Я уже говорил, что изрядно наловчился в обращении с этим инструментом, и в общем так оно и есть, хотя я не всегда достаточно хорошо с ним справлялся. Например, мне никак не удавалось перерезать ток, соединявший Амьен капитана Шульцки с Мюллеровым Па-де-Кале. Многое я мог выбросить из головы: претензии Шульцки на роль защитника искусства, мнение Мюллера об армии, которая поджидала в Кале противника со стороны Дувра, вместо того чтобы занять Сен-Ло. Но если однажды ты прочел в письме, что твой отец взлетел на воздух, когда ехал через Пикардию на север — был тихий осенний день, никто не ждал беды, и вдруг взрыв, от «опеля» оторвало заднее сиденье и заднюю ось, а обер-ефрейтор Нибур исчез, смерть его была мгновенной, и это может служить утешением, — так вот, если ты прочел нечто подобное в письме, близко тебя касавшемся, то, целый день проплакав и как никогда сблизившись с матерью, ты начинал размышлять, и тебе приходило в голову, что главный город Пикардии — Амьен, город, который надо было иметь в виду, когда в кроссвордах подразумевалась «резиденция франц. епископа» или «город во Франции со знаменитым готич. собором», да и в школьном атласе ты искал дороги, ведущие на север через Пикардию: одна идет от Парижа в Кале через Амьен, а если хочешь проехать в Кале из Реймса, другого «гор. во Франции с готич. собором», то путь опять-таки лежит через Амьен и Пикардию.

Ток мысли, соединявший два полюса — Кале и Амьен, не удавалось прервать еще и потому, что человек, безуспешно пытавшийся это сделать, был родом из Марне.

Этот человек особенно внимательно прислушивался, когда при нем впервые рассказывали о Марнском чуде. Потому что в то время он думал, будто чудо свершилось в его родном городе, и, даже когда все выяснилось, он часто обращался пытливой мыслью к Марнской битве, зная уже, что здесь лихое наступление обернулось изматывающей окопной войной. А только что завоеванный город Амьен пришлось сдать, равно как и другой, о котором тебе частенько приходилось слышать, если ты рос в Марне. Он звался Компьен, с ним был связан пережитый позор и смытый позор, а где-то летом сорок четвертого победа была вновь сведена на нет победой противника.
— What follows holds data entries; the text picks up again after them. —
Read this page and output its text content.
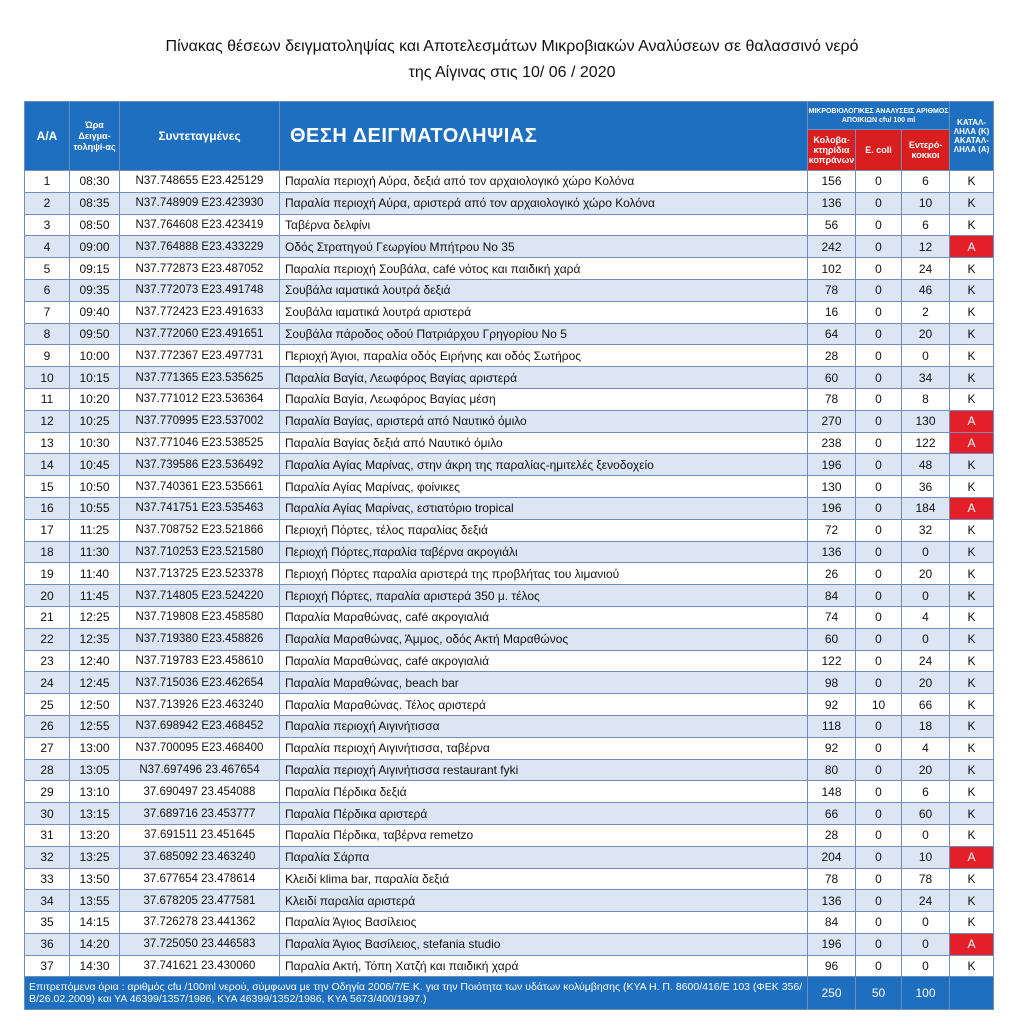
Πίνακας θέσεων δειγματοληψίας και Αποτελεσμάτων Μικροβιακών Αναλύσεων σε θαλασσινό νερό
της Αίγινας στις 10/ 06 / 2020
Α/Α	Ώρα Δειγμα-τοληψί-ας	Συντεταγμένες	ΘΕΣΗ ΔΕΙΓΜΑΤΟΛΗΨΙΑΣ	ΜΙΚΡΟΒΙΟΛΟΓΙΚΕΣ ΑΝΑΛΥΣΕΙΣ ΑΡΙΘΜΟΣ ΑΠΟΙΚΙΩΝ cfu/ 100 ml			ΚΑΤΑΛ-ΛΗΛΑ (Κ) ΑΚΑΤΑΛ-ΛΗΛΑ (Α)
				Κολοβα-κτηρίδια κοπράνων	E. coli	Εντερό-κοκκοι	
1	08:30	N37.748655 E23.425129	Παραλία περιοχή Αύρα, δεξιά από τον αρχαιολογικό χώρο Κολόνα	156	0	6	Κ
2	08:35	N37.748909 E23.423930	Παραλία περιοχή Αύρα, αριστερά από τον αρχαιολογικό χώρο Κολόνα	136	0	10	Κ
3	08:50	N37.764608 E23.423419	Ταβέρνα δελφίνι	56	0	6	Κ
4	09:00	N37.764888 E23.433229	Οδός Στρατηγού Γεωργίου Μπήτρου Νο 35	242	0	12	Α
5	09:15	N37.772873 E23.487052	Παραλία περιοχή Σουβάλα, café νότος και παιδική χαρά	102	0	24	Κ
6	09:35	N37.772073 E23.491748	Σουβάλα ιαματικά λουτρά δεξιά	78	0	46	Κ
7	09:40	N37.772423 E23.491633	Σουβάλα ιαματικά λουτρά αριστερά	16	0	2	Κ
8	09:50	N37.772060 E23.491651	Σουβάλα πάροδος οδού Πατριάρχου Γρηγορίου Νο 5	64	0	20	Κ
9	10:00	N37.772367 E23.497731	Περιοχή Άγιοι, παραλία οδός Ειρήνης και οδός Σωτήρος	28	0	0	Κ
10	10:15	N37.771365 E23.535625	Παραλία Βαγία, Λεωφόρος Βαγίας αριστερά	60	0	34	Κ
11	10:20	N37.771012 E23.536364	Παραλία Βαγία, Λεωφόρος Βαγίας μέση	78	0	8	Κ
12	10:25	N37.770995 E23.537002	Παραλία Βαγίας, αριστερά από Ναυτικό όμιλο	270	0	130	Α
13	10:30	N37.771046 E23.538525	Παραλία Βαγίας δεξιά από Ναυτικό όμιλο	238	0	122	Α
14	10:45	N37.739586 E23.536492	Παραλία Αγίας Μαρίνας, στην άκρη της παραλίας-ημιτελές ξενοδοχείο	196	0	48	Κ
15	10:50	N37.740361 E23.535661	Παραλία Αγίας Μαρίνας, φοίνικες	130	0	36	Κ
16	10:55	N37.741751 E23.535463	Παραλία Αγίας Μαρίνας, εστιατόριο tropical	196	0	184	Α
17	11:25	N37.708752 E23.521866	Περιοχή Πόρτες, τέλος παραλίας δεξιά	72	0	32	Κ
18	11:30	N37.710253 E23.521580	Περιοχή Πόρτες,παραλία ταβέρνα ακρογιάλι	136	0	0	Κ
19	11:40	N37.713725 E23.523378	Περιοχή Πόρτες παραλία αριστερά της προβλήτας του λιμανιού	26	0	20	Κ
20	11:45	N37.714805 E23.524220	Περιοχή Πόρτες, παραλία αριστερά 350 μ. τέλος	84	0	0	Κ
21	12:25	N37.719808 E23.458580	Παραλία Μαραθώνας, café ακρογιαλιά	74	0	4	Κ
22	12:35	N37.719380 E23.458826	Παραλία Μαραθώνας, Άμμος, οδός Ακτή Μαραθώνος	60	0	0	Κ
23	12:40	N37.719783 E23.458610	Παραλία Μαραθώνας, café ακρογιαλιά	122	0	24	Κ
24	12:45	N37.715036 E23.462654	Παραλία Μαραθώνας, beach bar	98	0	20	Κ
25	12:50	N37.713926 E23.463240	Παραλία Μαραθώνας. Τέλος αριστερά	92	10	66	Κ
26	12:55	N37.698942 E23.468452	Παραλία περιοχή Αιγινήτισσα	118	0	18	Κ
27	13:00	N37.700095 E23.468400	Παραλία περιοχή Αιγινήτισσα, ταβέρνα	92	0	4	Κ
28	13:05	N37.697496 23.467654	Παραλία περιοχή Αιγινήτισσα restaurant fyki	80	0	20	Κ
29	13:10	37.690497 23.454088	Παραλία Πέρδικα δεξιά	148	0	6	Κ
30	13:15	37.689716 23.453777	Παραλία Πέρδικα αριστερά	66	0	60	Κ
31	13:20	37.691511 23.451645	Παραλία Πέρδικα, ταβέρνα remetzo	28	0	0	Κ
32	13:25	37.685092 23.463240	Παραλία Σάρπα	204	0	10	Α
33	13:50	37.677654 23.478614	Κλειδί klima bar, παραλία δεξιά	78	0	78	Κ
34	13:55	37.678205 23.477581	Κλειδί παραλία αριστερά	136	0	24	Κ
35	14:15	37.726278 23.441362	Παραλία Άγιος Βασίλειος	84	0	0	Κ
36	14:20	37.725050 23.446583	Παραλία Άγιος Βασίλειος, stefania studio	196	0	0	Α
37	14:30	37.741621 23.430060	Παραλία Ακτή, Τόπη Χατζή και παιδική χαρά	96	0	0	Κ
Επιτρεπόμενα όρια : αριθμός cfu /100ml νερού, σύμφωνα με την Οδηγία 2006/7/Ε.Κ. για την Ποιότητα των υδάτων κολύμβησης (ΚΥΑ Η. Π. 8600/416/Ε 103 (ΦΕΚ 356/Β/26.02.2009) και ΥΑ 46399/1357/1986, ΚΥΑ 46399/1352/1986, ΚΥΑ 5673/400/1997.)				250	50	100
Когда именно это произошло, человек, которого звали Марк Нибур, не знал: на исходе сорок четвертого Компьен интересовал его ничуть не больше, чем могло бы заинтересовать известие, что некогда в этом городе Жанна д’Арк попала в плен к англичанам.

В июле, августе и сентябре того года я был занят в другом месте, никакая Жанна, никакая Иоанна, никакая Дева при том не присутствовали, и я был слишком занят, чтобы заметить вторичную потерю Компьена и даже потерю другого города — она могла произойти в тот же день, — который звался Пулавы и стоял в верховьях Вислы, недалеко от Люблина.

Я бы слегка удивился, предскажи мне кто-нибудь, что в июле, августе и сентябре следующего года я буду находиться в русском, а затем в польском плену, в местечке под названием Пулавы, которое примерно в то же время, что и Компьен, снова перешло к своим исконным владельцам. Я бы слегка удивился, но не надолго, ибо моей родиной были места «Всадника на белом коне»[60], и в то время я был всецело занят девчонками, которые тогда еще большей частью носили толстые косы. Я бы, конечно на время, отвлекся от всех и всяческих кос, если бы осознал, что Западные союзники катят через Пикардию на север именно по той дороге, до конца которой так и не добрался мой отец.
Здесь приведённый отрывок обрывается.